Artificial data for the scatter plot

A typical application of scatter plots is for visualizing the correlation between two variables. For this purpose, we’ll create a function that generates correlated measurements.

set.seed(1)
generator <- function(n = 1000) {
    x <- rnorm(n)
    # add some noise to x
    noise <- rnorm(n, 0, sd = 0.5)
    y <- x + noise
    df <- data.frame(x = x, y = y)
    return(df)
}
df <- generator(1000)

Scatter plots in native R

In native R, you can create a simple scatter plot in this way:

plot(df$x, df$y)
# show diagonal line indicating perfect correlation
dg <- par("usr") 
segments(dg[1],dg[3],dg[2],dg[4], col='red') 

As we can see, the two variables are strongly correlated (correlation of 0.89).

If you want to visualize the correlation of several variables simultaneously, you can use the pairs function in order to create a scatter plot matrix. This matrix represents the correlation for all pairs of variables in a data frame that are selected by the formula argument.

data(mtcars)
pairs(~wt+hp+qsec, data = mtcars)

In this case, you would find that there is some correlation between the features wt and hp.

Scatter plots with ggplot

If you prefer using ggplot, then you can create a scatter plot using geom_point. To give the plot more of a nice touch, you can also include the correlation.

library(ggplot2)
cor.val <- round(cor(df$x, df$y), 2)
cor.label <- paste0("Correlation: ", cor.val)
ggplot(df, aes(x = x, y = y)) + geom_point() + 
    geom_abline(color = "red", slope = 1) + 
    annotate(x = -2.25, y = 3.5,  geom = "text", 
            label = cor.label, size = 5)

To show the distribution of the data in more detail, you can also draw a 2D density.
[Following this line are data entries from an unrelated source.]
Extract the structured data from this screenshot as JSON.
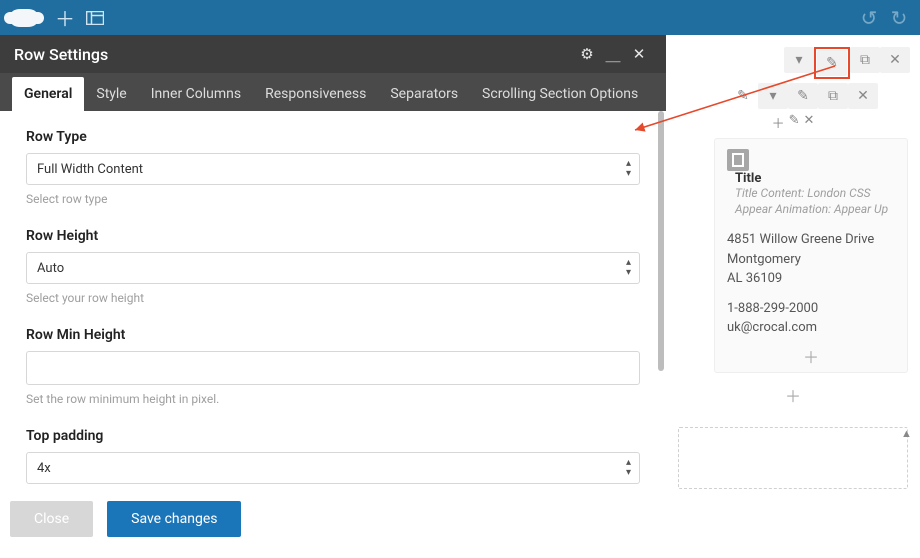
{
  "topbar": {
    "plus": "＋",
    "layout": "▥",
    "undo": "↺",
    "redo": "↻"
  },
  "panel": {
    "title": "Row Settings",
    "gear": "⚙",
    "min": "＿",
    "close": "✕"
  },
  "tabs": [
    {
      "label": "General",
      "active": true
    },
    {
      "label": "Style",
      "active": false
    },
    {
      "label": "Inner Columns",
      "active": false
    },
    {
      "label": "Responsiveness",
      "active": false
    },
    {
      "label": "Separators",
      "active": false
    },
    {
      "label": "Scrolling Section Options",
      "active": false
    }
  ],
  "fields": {
    "rowType": {
      "label": "Row Type",
      "value": "Full Width Content",
      "hint": "Select row type"
    },
    "rowHeight": {
      "label": "Row Height",
      "value": "Auto",
      "hint": "Select your row height"
    },
    "rowMin": {
      "label": "Row Min Height",
      "value": "",
      "hint": "Set the row minimum height in pixel."
    },
    "topPadding": {
      "label": "Top padding",
      "value": "4x",
      "hint": ""
    }
  },
  "footer": {
    "close": "Close",
    "save": "Save changes"
  },
  "preview": {
    "tool_dropdown": "▾",
    "tool_edit": "✎",
    "tool_copy": "⧉",
    "tool_close": "✕",
    "tool_add": "＋",
    "title": "Title",
    "sub1": "Title Content: London  CSS",
    "sub2": "Appear Animation: Appear Up",
    "line1": "4851 Willow Greene Drive",
    "line2": "Montgomery",
    "line3": "AL 36109",
    "line4": "1-888-299-2000",
    "line5": "uk@crocal.com",
    "up": "▲"
  }
}
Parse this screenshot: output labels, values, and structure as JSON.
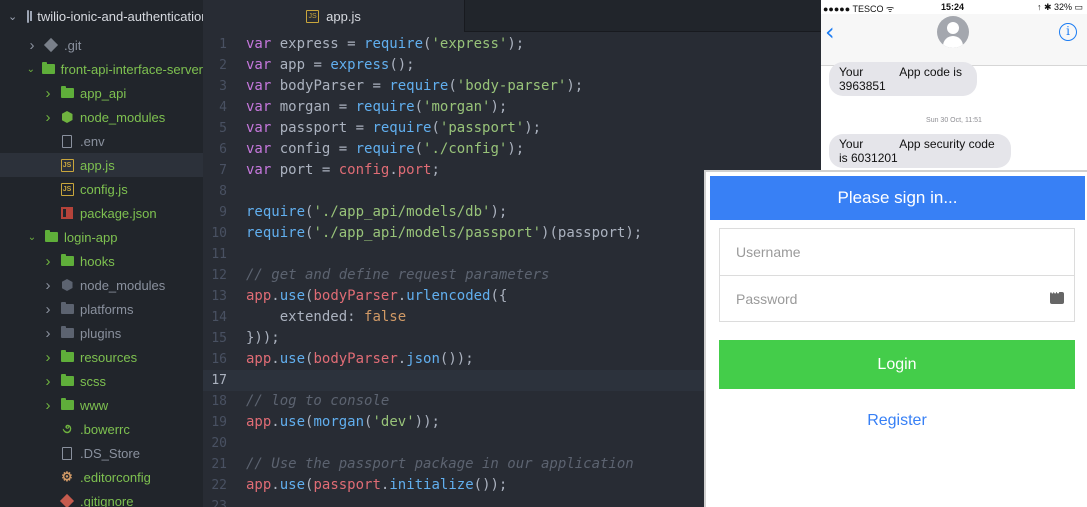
{
  "tree": {
    "root": "twilio-ionic-and-authentication",
    "rows": [
      {
        "label": ".git",
        "depth": 1,
        "chevron": "right",
        "icon": "git-icon",
        "color": "grey"
      },
      {
        "label": "front-api-interface-server",
        "depth": 1,
        "chevron": "down",
        "icon": "folder-icon",
        "color": "green"
      },
      {
        "label": "app_api",
        "depth": 2,
        "chevron": "right",
        "icon": "folder-icon",
        "color": "green"
      },
      {
        "label": "node_modules",
        "depth": 2,
        "chevron": "right",
        "icon": "node-icon",
        "color": "green"
      },
      {
        "label": ".env",
        "depth": 2,
        "chevron": "",
        "icon": "file-icon",
        "color": "grey"
      },
      {
        "label": "app.js",
        "depth": 2,
        "chevron": "",
        "icon": "js-file-icon",
        "color": "green",
        "selected": true
      },
      {
        "label": "config.js",
        "depth": 2,
        "chevron": "",
        "icon": "js-file-icon",
        "color": "green"
      },
      {
        "label": "package.json",
        "depth": 2,
        "chevron": "",
        "icon": "npm-icon",
        "color": "green"
      },
      {
        "label": "login-app",
        "depth": 1,
        "chevron": "down",
        "icon": "folder-icon",
        "color": "green"
      },
      {
        "label": "hooks",
        "depth": 2,
        "chevron": "right",
        "icon": "folder-icon",
        "color": "green"
      },
      {
        "label": "node_modules",
        "depth": 2,
        "chevron": "right",
        "icon": "node-icon-dim",
        "color": "grey"
      },
      {
        "label": "platforms",
        "depth": 2,
        "chevron": "right",
        "icon": "folder-icon-dim",
        "color": "grey"
      },
      {
        "label": "plugins",
        "depth": 2,
        "chevron": "right",
        "icon": "folder-icon-dim",
        "color": "grey"
      },
      {
        "label": "resources",
        "depth": 2,
        "chevron": "right",
        "icon": "folder-icon",
        "color": "green"
      },
      {
        "label": "scss",
        "depth": 2,
        "chevron": "right",
        "icon": "folder-icon",
        "color": "green"
      },
      {
        "label": "www",
        "depth": 2,
        "chevron": "right",
        "icon": "folder-icon",
        "color": "green"
      },
      {
        "label": ".bowerrc",
        "depth": 2,
        "chevron": "",
        "icon": "bower-icon",
        "color": "green"
      },
      {
        "label": ".DS_Store",
        "depth": 2,
        "chevron": "",
        "icon": "file-icon",
        "color": "grey"
      },
      {
        "label": ".editorconfig",
        "depth": 2,
        "chevron": "",
        "icon": "gear-icon",
        "color": "green"
      },
      {
        "label": ".gitignore",
        "depth": 2,
        "chevron": "",
        "icon": "git-icon-red",
        "color": "green"
      }
    ]
  },
  "tab": {
    "label": "app.js",
    "icon": "js-file-icon"
  },
  "editor": {
    "cursor_line": 17,
    "lines": [
      [
        [
          "kw",
          "var"
        ],
        [
          "pl",
          " express = "
        ],
        [
          "fn",
          "require"
        ],
        [
          "pl",
          "("
        ],
        [
          "str",
          "'express'"
        ],
        [
          "pl",
          ");"
        ]
      ],
      [
        [
          "kw",
          "var"
        ],
        [
          "pl",
          " app = "
        ],
        [
          "fn",
          "express"
        ],
        [
          "pl",
          "();"
        ]
      ],
      [
        [
          "kw",
          "var"
        ],
        [
          "pl",
          " bodyParser = "
        ],
        [
          "fn",
          "require"
        ],
        [
          "pl",
          "("
        ],
        [
          "str",
          "'body-parser'"
        ],
        [
          "pl",
          ");"
        ]
      ],
      [
        [
          "kw",
          "var"
        ],
        [
          "pl",
          " morgan = "
        ],
        [
          "fn",
          "require"
        ],
        [
          "pl",
          "("
        ],
        [
          "str",
          "'morgan'"
        ],
        [
          "pl",
          ");"
        ]
      ],
      [
        [
          "kw",
          "var"
        ],
        [
          "pl",
          " passport = "
        ],
        [
          "fn",
          "require"
        ],
        [
          "pl",
          "("
        ],
        [
          "str",
          "'passport'"
        ],
        [
          "pl",
          ");"
        ]
      ],
      [
        [
          "kw",
          "var"
        ],
        [
          "pl",
          " config = "
        ],
        [
          "fn",
          "require"
        ],
        [
          "pl",
          "("
        ],
        [
          "str",
          "'./config'"
        ],
        [
          "pl",
          ");"
        ]
      ],
      [
        [
          "kw",
          "var"
        ],
        [
          "pl",
          " port = "
        ],
        [
          "var",
          "config"
        ],
        [
          "pl",
          "."
        ],
        [
          "var",
          "port"
        ],
        [
          "pl",
          ";"
        ]
      ],
      [],
      [
        [
          "fn",
          "require"
        ],
        [
          "pl",
          "("
        ],
        [
          "str",
          "'./app_api/models/db'"
        ],
        [
          "pl",
          ");"
        ]
      ],
      [
        [
          "fn",
          "require"
        ],
        [
          "pl",
          "("
        ],
        [
          "str",
          "'./app_api/models/passport'"
        ],
        [
          "pl",
          ")(passport);"
        ]
      ],
      [],
      [
        [
          "cm",
          "// get and define request parameters"
        ]
      ],
      [
        [
          "var",
          "app"
        ],
        [
          "pl",
          "."
        ],
        [
          "fn",
          "use"
        ],
        [
          "pl",
          "("
        ],
        [
          "var",
          "bodyParser"
        ],
        [
          "pl",
          "."
        ],
        [
          "fn",
          "urlencoded"
        ],
        [
          "pl",
          "({"
        ]
      ],
      [
        [
          "pl",
          "    extended: "
        ],
        [
          "bool",
          "false"
        ]
      ],
      [
        [
          "pl",
          "}));"
        ]
      ],
      [
        [
          "var",
          "app"
        ],
        [
          "pl",
          "."
        ],
        [
          "fn",
          "use"
        ],
        [
          "pl",
          "("
        ],
        [
          "var",
          "bodyParser"
        ],
        [
          "pl",
          "."
        ],
        [
          "fn",
          "json"
        ],
        [
          "pl",
          "());"
        ]
      ],
      [],
      [
        [
          "cm",
          "// log to console"
        ]
      ],
      [
        [
          "var",
          "app"
        ],
        [
          "pl",
          "."
        ],
        [
          "fn",
          "use"
        ],
        [
          "pl",
          "("
        ],
        [
          "fn",
          "morgan"
        ],
        [
          "pl",
          "("
        ],
        [
          "str",
          "'dev'"
        ],
        [
          "pl",
          "));"
        ]
      ],
      [],
      [
        [
          "cm",
          "// Use the passport package in our application"
        ]
      ],
      [
        [
          "var",
          "app"
        ],
        [
          "pl",
          "."
        ],
        [
          "fn",
          "use"
        ],
        [
          "pl",
          "("
        ],
        [
          "var",
          "passport"
        ],
        [
          "pl",
          "."
        ],
        [
          "fn",
          "initialize"
        ],
        [
          "pl",
          "());"
        ]
      ],
      []
    ]
  },
  "sms": {
    "status": {
      "carrier": "●●●●● TESCO ᯤ",
      "time": "15:24",
      "battery": "↑ ✱ 32% ▭"
    },
    "back_glyph": "‹",
    "info_glyph": "i",
    "message1_a": "Your",
    "message1_b": "App code is",
    "message1_c": "3963851",
    "date": "Sun 30 Oct, 11:51",
    "message2_a": "Your",
    "message2_b": "App security code",
    "message2_c": "is 6031201"
  },
  "login": {
    "header": "Please sign in...",
    "username_placeholder": "Username",
    "password_placeholder": "Password",
    "login_button": "Login",
    "register_link": "Register"
  },
  "colors": {
    "editor_bg": "#282c34",
    "sidebar_bg": "#21252b",
    "ionic_blue": "#3880f5",
    "login_green": "#44cd4a",
    "ios_blue": "#1b7cf3"
  }
}
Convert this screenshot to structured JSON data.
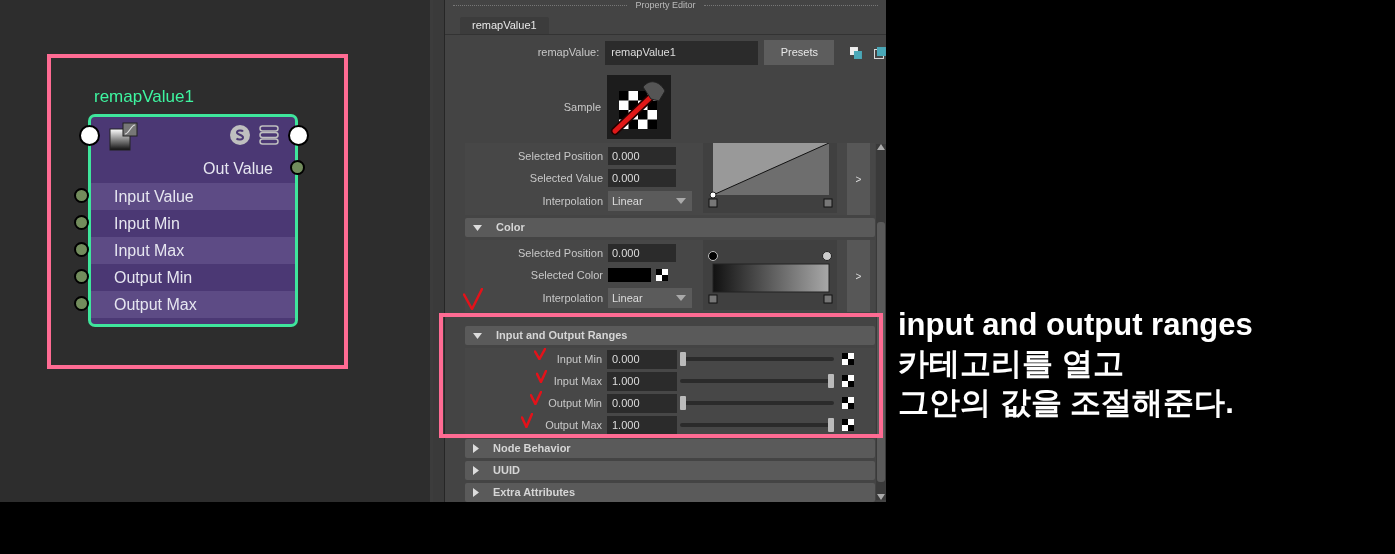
{
  "node_editor": {
    "node": {
      "title": "remapValue1",
      "output": "Out Value",
      "inputs": [
        "Input Value",
        "Input Min",
        "Input Max",
        "Output Min",
        "Output Max"
      ]
    }
  },
  "property_editor": {
    "title": "Property Editor",
    "tabs": [
      {
        "label": "remapValue1",
        "selected": true
      }
    ],
    "type_label": "remapValue:",
    "node_name": "remapValue1",
    "presets_button": "Presets",
    "sample_label": "Sample",
    "sections": [
      {
        "kind": "ramp",
        "fields": [
          {
            "label": "Selected Position",
            "value": "0.000"
          },
          {
            "label": "Selected Value",
            "value": "0.000"
          }
        ],
        "interpolation_label": "Interpolation",
        "interpolation": "Linear",
        "expand_button": ">"
      },
      {
        "kind": "color_ramp",
        "title": "Color",
        "expanded": true,
        "fields": [
          {
            "label": "Selected Position",
            "value": "0.000"
          }
        ],
        "color_label": "Selected Color",
        "color": "#000000",
        "interpolation_label": "Interpolation",
        "interpolation": "Linear",
        "expand_button": ">"
      },
      {
        "kind": "sliders",
        "title": "Input and Output Ranges",
        "expanded": true,
        "rows": [
          {
            "label": "Input Min",
            "value": "0.000",
            "level": 0
          },
          {
            "label": "Input Max",
            "value": "1.000",
            "level": 1
          },
          {
            "label": "Output Min",
            "value": "0.000",
            "level": 0
          },
          {
            "label": "Output Max",
            "value": "1.000",
            "level": 1
          }
        ]
      },
      {
        "kind": "collapsed",
        "title": "Node Behavior",
        "expanded": false
      },
      {
        "kind": "collapsed",
        "title": "UUID",
        "expanded": false
      },
      {
        "kind": "collapsed",
        "title": "Extra Attributes",
        "expanded": false
      }
    ]
  },
  "annotation": {
    "lines": [
      "input and output ranges",
      "카테고리를 열고",
      "그안의 값을 조절해준다."
    ]
  }
}
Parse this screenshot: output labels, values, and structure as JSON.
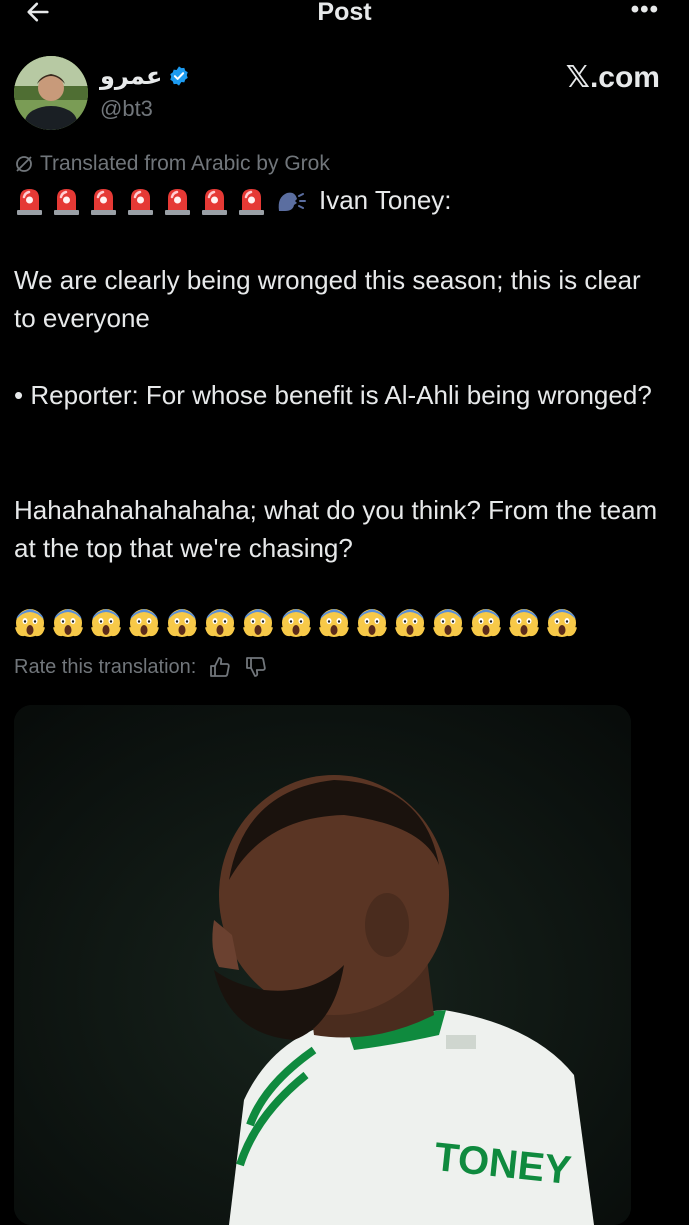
{
  "header": {
    "title": "Post",
    "back_icon": "arrow-left-icon",
    "more_icon": "more-horizontal-icon"
  },
  "author": {
    "name": "عمرو",
    "handle": "@bt3",
    "verified": true,
    "verified_color": "#1d9bf0",
    "watermark": "𝕏.com"
  },
  "translation_note": "Translated from Arabic by Grok",
  "post": {
    "lead_emojis": [
      "rotating-light",
      "rotating-light",
      "rotating-light",
      "rotating-light",
      "rotating-light",
      "rotating-light",
      "rotating-light",
      "speaking-head"
    ],
    "line1": "Ivan Toney:",
    "para1": "We are clearly being wronged this season; this is clear to everyone",
    "para2": "• Reporter: For whose benefit is Al-Ahli being wronged?",
    "para3": "Hahahahahahahaha; what do you think? From the team at the top that we're chasing?",
    "scream_count": 15
  },
  "rate": {
    "label": "Rate this translation:"
  },
  "media": {
    "jersey_text": "TONEY",
    "jersey_color": "#f2f4f2",
    "trim_color": "#0f8a3e"
  }
}
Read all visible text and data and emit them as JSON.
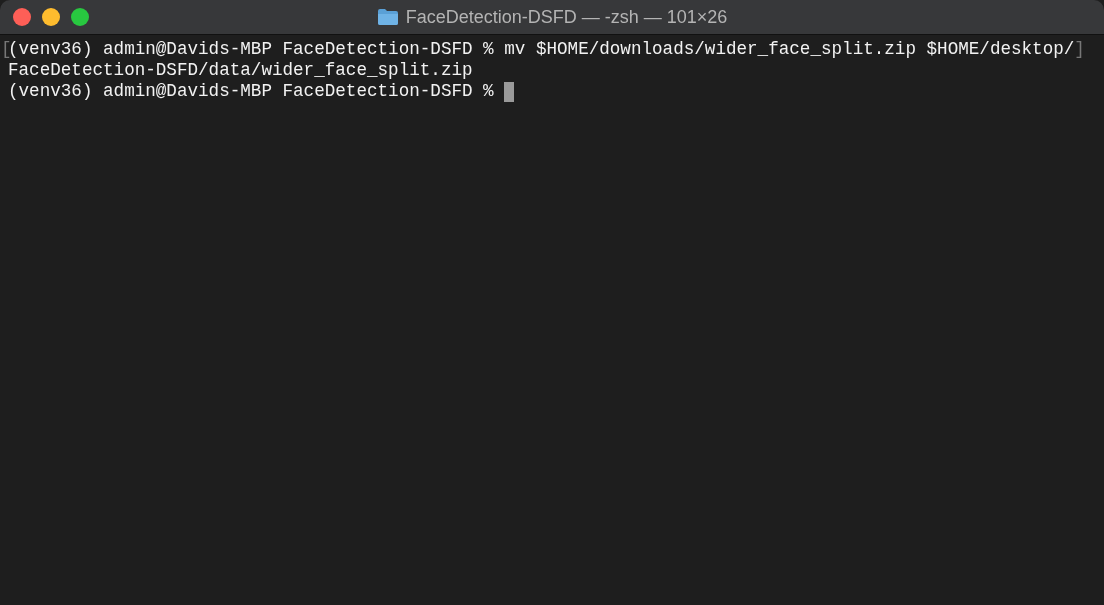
{
  "window": {
    "title": "FaceDetection-DSFD — -zsh — 101×26"
  },
  "terminal": {
    "lines": [
      {
        "mark_left": "[",
        "text": "(venv36) admin@Davids-MBP FaceDetection-DSFD % mv $HOME/downloads/wider_face_split.zip $HOME/desktop/",
        "mark_right": "]",
        "cursor": false
      },
      {
        "text": "FaceDetection-DSFD/data/wider_face_split.zip",
        "cursor": false
      },
      {
        "text": "(venv36) admin@Davids-MBP FaceDetection-DSFD % ",
        "cursor": true
      }
    ]
  }
}
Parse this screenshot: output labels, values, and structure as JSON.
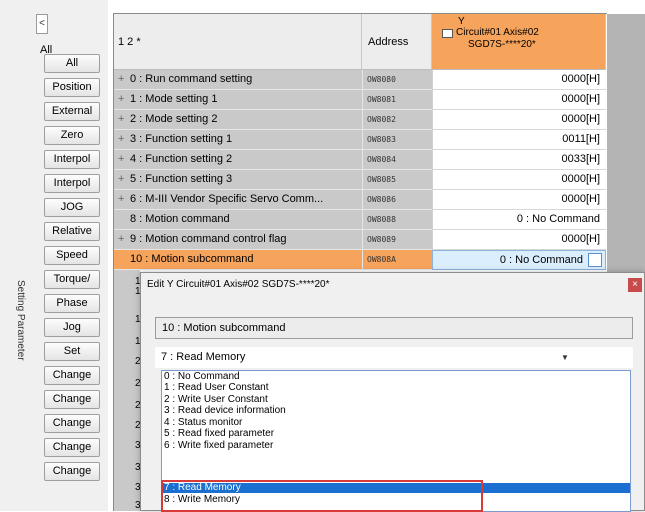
{
  "panel": {
    "vertical_label": "Setting Parameter",
    "collapse": "<",
    "all_label": "All",
    "buttons": [
      "All",
      "Position",
      "External",
      "Zero",
      "Interpol",
      "Interpol",
      "JOG",
      "Relative",
      "Speed",
      "Torque/",
      "Phase",
      "Jog",
      "Set",
      "Change",
      "Change",
      "Change",
      "Change",
      "Change"
    ]
  },
  "grid": {
    "header": {
      "levels": "1 2 *",
      "address": "Address",
      "col_marker": "Y",
      "col_line1": "Circuit#01 Axis#02",
      "col_line2": "SGD7S-****20*"
    },
    "rows": [
      {
        "expand": "+",
        "name": "0 : Run command setting",
        "address": "OW8080",
        "value": "0000[H]"
      },
      {
        "expand": "+",
        "name": "1 : Mode setting 1",
        "address": "OW8081",
        "value": "0000[H]"
      },
      {
        "expand": "+",
        "name": "2 : Mode setting 2",
        "address": "OW8082",
        "value": "0000[H]"
      },
      {
        "expand": "+",
        "name": "3 : Function setting 1",
        "address": "OW8083",
        "value": "0011[H]"
      },
      {
        "expand": "+",
        "name": "4 : Function setting 2",
        "address": "OW8084",
        "value": "0033[H]"
      },
      {
        "expand": "+",
        "name": "5 : Function setting 3",
        "address": "OW8085",
        "value": "0000[H]"
      },
      {
        "expand": "+",
        "name": "6 : M-III Vendor Specific Servo Comm...",
        "address": "OW8086",
        "value": "0000[H]"
      },
      {
        "expand": "",
        "name": "8 : Motion command",
        "address": "OW8088",
        "value": "0 : No Command"
      },
      {
        "expand": "+",
        "name": "9 : Motion command control flag",
        "address": "OW8089",
        "value": "0000[H]"
      },
      {
        "expand": "",
        "name": "10 : Motion subcommand",
        "address": "OW808A",
        "value": "0 : No Command"
      }
    ],
    "partial_rows": [
      "12",
      "14",
      "16",
      "18",
      "20",
      "22",
      "24",
      "28",
      "30",
      "32",
      "34",
      "38"
    ]
  },
  "dialog": {
    "title": "Edit  Y  Circuit#01 Axis#02  SGD7S-****20*",
    "close": "×",
    "param_name": "10 : Motion subcommand",
    "selected_value": "7 : Read Memory",
    "options": [
      "0 : No Command",
      "1 : Read User Constant",
      "2 : Write User Constant",
      "3 : Read device information",
      "4 : Status monitor",
      "5 : Read fixed parameter",
      "6 : Write fixed parameter",
      "7 : Read Memory",
      "8 : Write Memory"
    ]
  },
  "colors": {
    "header_orange": "#f6a35c",
    "selection_blue": "#1a6fd0",
    "highlight_red": "#d83a3a"
  }
}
ggplot(df, aes(x = x, y = y)) + geom_point() + 
    geom_density_2d()

The ellipses of the density indicate where the values are concentrated and allow you to whether a sufficient range of values has been sampled. In this case, the values span the possible range of values well and there are few outliers, so we can be confident about the identified correlation.